About the book
In September 1939, housewife and mother Nella Last began a diary whose entries, in their regularity, length and quality, have created a record of the Second World War which is powerful, fascinating and unique. When war broke out, Nella's younger son joined the army while the rest of the family tried to adapt to civilian life. Writing each day for the "Mass Observation" project, Nella, a middle-aged housewife from the bombed town of Barrow, shows what people really felt during this time. This was the period in which she turned 50, saw her children leave home, and reviewed her life and her marriage - which she eventually compares to slavery. Her growing confidence as a result of her war work makes this a moving (though often comic) testimony, which, covering sex, death and fear of invasion, provides a new, unglamorised, female perspective on the war years.'Next to being a mother, I'd have loved to write books.' Oct 8, 1939
A classic of wartime literature...highly engaging, very moving.

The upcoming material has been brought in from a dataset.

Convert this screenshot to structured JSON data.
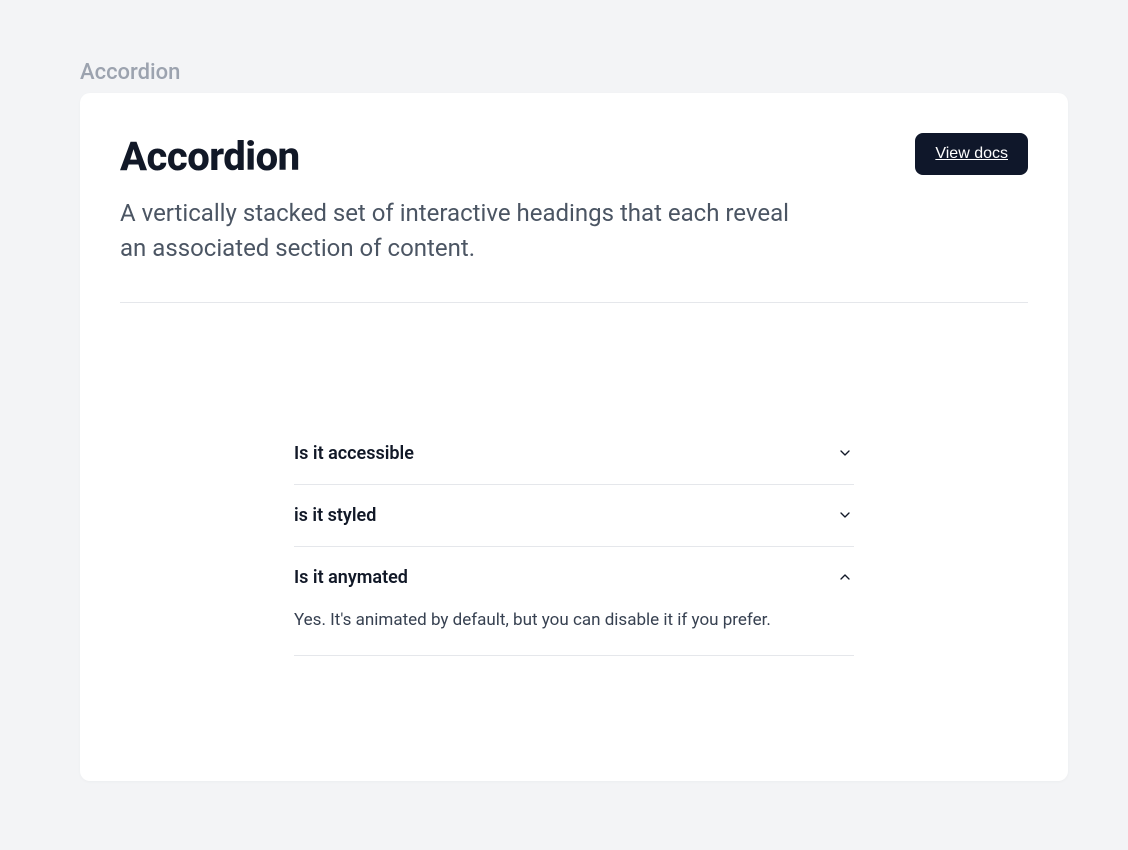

All Home Front life is here, especially the kitchen sink
I relished it...her personality is so powerful...There are so many things to admire about her.
A fantastic story...This is not the war of the newsreels - it's about tiny domestic difficulties, lumpy custard...
I adored [it.]. An extraordinary glimpse into the heart of an 'ordinary' woman, Nella Last's day-to-day account of her war is spirited, poignant and utterly compelling.